Transient formation of Stress Granules requires the sequential action of retrograde and anterograde molecular motors

LOSCHI, MARIELA; BOCCACCIO, GRACIELA L.

Bariloche, Río Negro, Argentina

Simposio; Gene Expression and RNA processing; 2007

International Centre for Genetics Engineering and Biotechnology (ICGEB), FCEyN, UBA, IFIMYME-CONICET

Transient formation of Stress Granules requires the sequential action of retrograde and anterograde molecular motors Loschi, M and Boccaccio, GL.Fundación Instituto Leloir. IIB-FCEyN-UBA IIBBA-CONICET; Argentina mloschi@leloir.org.ar Cellular stress provokes the phosphorylation of the eukaryotic initiation factor 2a thus inhibiting protein translation. Concomitantly with translation blockage, the stalled translational preinitiation complexes aggregate in the cytoplasm along with a number of RNA-binding proteins forming novel structures named Stress Granules (SG). SG are proposed to serve as a triage site that controls the fate of transiently silenced mRNAs.
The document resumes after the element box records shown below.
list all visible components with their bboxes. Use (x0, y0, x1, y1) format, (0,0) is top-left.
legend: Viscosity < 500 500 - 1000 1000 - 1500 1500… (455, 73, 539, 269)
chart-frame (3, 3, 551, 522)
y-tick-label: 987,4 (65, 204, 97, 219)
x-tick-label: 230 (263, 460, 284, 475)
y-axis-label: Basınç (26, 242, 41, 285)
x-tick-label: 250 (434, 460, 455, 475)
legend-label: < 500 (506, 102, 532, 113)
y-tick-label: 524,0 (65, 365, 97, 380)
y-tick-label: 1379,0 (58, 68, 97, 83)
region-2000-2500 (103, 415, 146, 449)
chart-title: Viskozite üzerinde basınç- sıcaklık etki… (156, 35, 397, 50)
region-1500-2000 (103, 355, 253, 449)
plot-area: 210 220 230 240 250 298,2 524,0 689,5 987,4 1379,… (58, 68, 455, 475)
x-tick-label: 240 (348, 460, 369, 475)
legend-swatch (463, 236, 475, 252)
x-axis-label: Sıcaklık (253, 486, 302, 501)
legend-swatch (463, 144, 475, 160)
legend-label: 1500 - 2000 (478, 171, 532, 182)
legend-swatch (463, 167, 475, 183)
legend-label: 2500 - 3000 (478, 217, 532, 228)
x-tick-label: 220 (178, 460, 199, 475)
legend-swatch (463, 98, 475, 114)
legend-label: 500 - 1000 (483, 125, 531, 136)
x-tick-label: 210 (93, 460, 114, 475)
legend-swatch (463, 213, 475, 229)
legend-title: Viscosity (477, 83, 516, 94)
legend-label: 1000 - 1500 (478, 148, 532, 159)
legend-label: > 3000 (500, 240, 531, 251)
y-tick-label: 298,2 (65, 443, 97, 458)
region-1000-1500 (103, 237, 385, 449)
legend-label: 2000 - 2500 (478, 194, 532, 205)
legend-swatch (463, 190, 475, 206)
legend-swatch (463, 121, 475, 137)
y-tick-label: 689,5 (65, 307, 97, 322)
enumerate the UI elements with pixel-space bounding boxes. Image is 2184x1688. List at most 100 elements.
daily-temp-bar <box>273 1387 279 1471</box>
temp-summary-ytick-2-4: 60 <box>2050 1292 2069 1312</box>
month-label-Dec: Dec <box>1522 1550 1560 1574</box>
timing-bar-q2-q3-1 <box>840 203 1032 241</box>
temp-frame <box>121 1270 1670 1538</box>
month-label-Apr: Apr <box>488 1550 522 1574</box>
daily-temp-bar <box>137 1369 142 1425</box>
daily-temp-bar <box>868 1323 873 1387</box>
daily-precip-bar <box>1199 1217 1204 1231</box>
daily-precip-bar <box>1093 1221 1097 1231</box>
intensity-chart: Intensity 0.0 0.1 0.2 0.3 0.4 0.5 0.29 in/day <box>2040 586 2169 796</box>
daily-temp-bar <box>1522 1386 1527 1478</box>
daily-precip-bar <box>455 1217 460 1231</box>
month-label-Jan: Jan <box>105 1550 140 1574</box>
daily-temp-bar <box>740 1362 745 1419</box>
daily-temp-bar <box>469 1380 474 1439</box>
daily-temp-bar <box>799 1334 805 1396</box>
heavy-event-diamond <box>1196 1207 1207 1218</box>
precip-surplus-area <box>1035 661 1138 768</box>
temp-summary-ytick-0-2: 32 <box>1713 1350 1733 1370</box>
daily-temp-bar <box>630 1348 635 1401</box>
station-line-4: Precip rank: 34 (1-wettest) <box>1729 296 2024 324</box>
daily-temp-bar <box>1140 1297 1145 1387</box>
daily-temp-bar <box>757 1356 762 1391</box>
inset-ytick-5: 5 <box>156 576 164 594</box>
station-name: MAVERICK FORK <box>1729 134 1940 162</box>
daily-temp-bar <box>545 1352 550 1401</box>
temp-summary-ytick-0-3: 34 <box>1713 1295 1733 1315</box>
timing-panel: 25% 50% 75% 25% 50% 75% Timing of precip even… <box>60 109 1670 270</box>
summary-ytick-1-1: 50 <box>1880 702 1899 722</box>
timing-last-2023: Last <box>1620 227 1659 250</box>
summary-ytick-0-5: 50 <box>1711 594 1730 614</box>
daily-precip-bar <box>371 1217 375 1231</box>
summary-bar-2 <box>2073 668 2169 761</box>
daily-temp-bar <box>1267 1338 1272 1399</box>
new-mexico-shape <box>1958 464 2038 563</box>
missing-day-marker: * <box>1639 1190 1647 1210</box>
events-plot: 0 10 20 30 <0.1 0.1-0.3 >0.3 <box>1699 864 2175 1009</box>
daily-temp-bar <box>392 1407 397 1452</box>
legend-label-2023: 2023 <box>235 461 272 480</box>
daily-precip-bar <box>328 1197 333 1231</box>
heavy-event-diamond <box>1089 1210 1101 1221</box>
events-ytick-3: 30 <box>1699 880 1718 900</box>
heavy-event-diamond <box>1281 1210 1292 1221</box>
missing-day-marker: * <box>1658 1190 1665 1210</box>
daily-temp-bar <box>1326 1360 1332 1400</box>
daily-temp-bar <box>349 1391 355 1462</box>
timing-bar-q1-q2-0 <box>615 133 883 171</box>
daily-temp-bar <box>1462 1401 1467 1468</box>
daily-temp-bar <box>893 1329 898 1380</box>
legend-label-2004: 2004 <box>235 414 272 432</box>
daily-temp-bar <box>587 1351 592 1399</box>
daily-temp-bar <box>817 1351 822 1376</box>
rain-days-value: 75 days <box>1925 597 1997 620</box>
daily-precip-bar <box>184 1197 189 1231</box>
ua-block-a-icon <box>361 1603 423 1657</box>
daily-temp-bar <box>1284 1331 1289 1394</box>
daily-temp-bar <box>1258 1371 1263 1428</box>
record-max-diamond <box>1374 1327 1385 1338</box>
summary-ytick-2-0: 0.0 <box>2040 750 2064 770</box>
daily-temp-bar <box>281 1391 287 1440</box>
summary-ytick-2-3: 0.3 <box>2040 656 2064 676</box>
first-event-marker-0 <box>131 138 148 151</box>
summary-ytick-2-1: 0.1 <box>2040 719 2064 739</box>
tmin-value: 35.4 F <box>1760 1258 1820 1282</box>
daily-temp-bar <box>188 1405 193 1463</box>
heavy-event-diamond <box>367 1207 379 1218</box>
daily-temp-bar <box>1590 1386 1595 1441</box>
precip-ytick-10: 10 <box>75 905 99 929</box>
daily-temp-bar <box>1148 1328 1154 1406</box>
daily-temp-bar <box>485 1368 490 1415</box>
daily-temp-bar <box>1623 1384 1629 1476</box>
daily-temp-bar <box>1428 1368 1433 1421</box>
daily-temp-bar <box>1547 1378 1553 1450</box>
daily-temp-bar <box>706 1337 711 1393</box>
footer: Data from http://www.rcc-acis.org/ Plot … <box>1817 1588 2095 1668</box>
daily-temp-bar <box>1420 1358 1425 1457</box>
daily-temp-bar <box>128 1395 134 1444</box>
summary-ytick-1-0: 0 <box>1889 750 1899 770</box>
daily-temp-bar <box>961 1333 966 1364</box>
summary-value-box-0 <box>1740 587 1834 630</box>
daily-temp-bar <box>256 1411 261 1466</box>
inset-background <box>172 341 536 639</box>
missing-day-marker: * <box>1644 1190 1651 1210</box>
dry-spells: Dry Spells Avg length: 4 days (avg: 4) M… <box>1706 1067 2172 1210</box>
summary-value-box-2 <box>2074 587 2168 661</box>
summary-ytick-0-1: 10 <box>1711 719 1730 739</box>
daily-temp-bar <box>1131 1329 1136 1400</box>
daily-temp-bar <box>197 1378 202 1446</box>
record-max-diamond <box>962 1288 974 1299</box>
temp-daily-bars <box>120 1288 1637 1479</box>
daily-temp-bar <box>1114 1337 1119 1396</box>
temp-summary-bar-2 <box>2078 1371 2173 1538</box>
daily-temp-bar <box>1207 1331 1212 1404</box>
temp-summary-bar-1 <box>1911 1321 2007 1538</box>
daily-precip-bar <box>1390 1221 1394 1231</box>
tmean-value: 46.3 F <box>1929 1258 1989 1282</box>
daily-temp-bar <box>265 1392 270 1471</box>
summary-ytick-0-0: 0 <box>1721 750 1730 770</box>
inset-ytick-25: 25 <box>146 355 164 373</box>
The accumulation of the translational machinery and ribonucleoparticles in SG implies an active transport that we are aimed to investigate. To study the participation of molecular motors in SG formation, the effect of drugs that disrupt specific cytoskeletal structures was assessed. We found that the absence of microfilaments or microtubules differentially affects SG size and distribution. These results suggest that microtubule and microfilament-dependent molecular motors are involved in SG assembly. We found that impairment of dynein function by overexpression of dominant negative constructs or deletion by specific siRNA prevents the formation of SG upon oxidative or endoplasmic reticulum-stress induction, without affecting eIF2a phosphorylation. The effect was specific for SG, as PB, another type of silencing foci were not disrupted. Conversely, impairment of kinesin1 function by molecular strategies delays SG dispersion. The action of molecular motors in aggregation and dispersion of SG is likely to be direct, as we found a strong immunofluorescence signal for dynein and kinesin present in SG. Thus, our results indicate that transport of RNPs by the minus-end directed motor dynein, followed by their anterograde transport driven by kinesin is mediating the transient formation of SG. How anterograde and retrograde transport of RNPs is regulated upon stress remains to be investigated.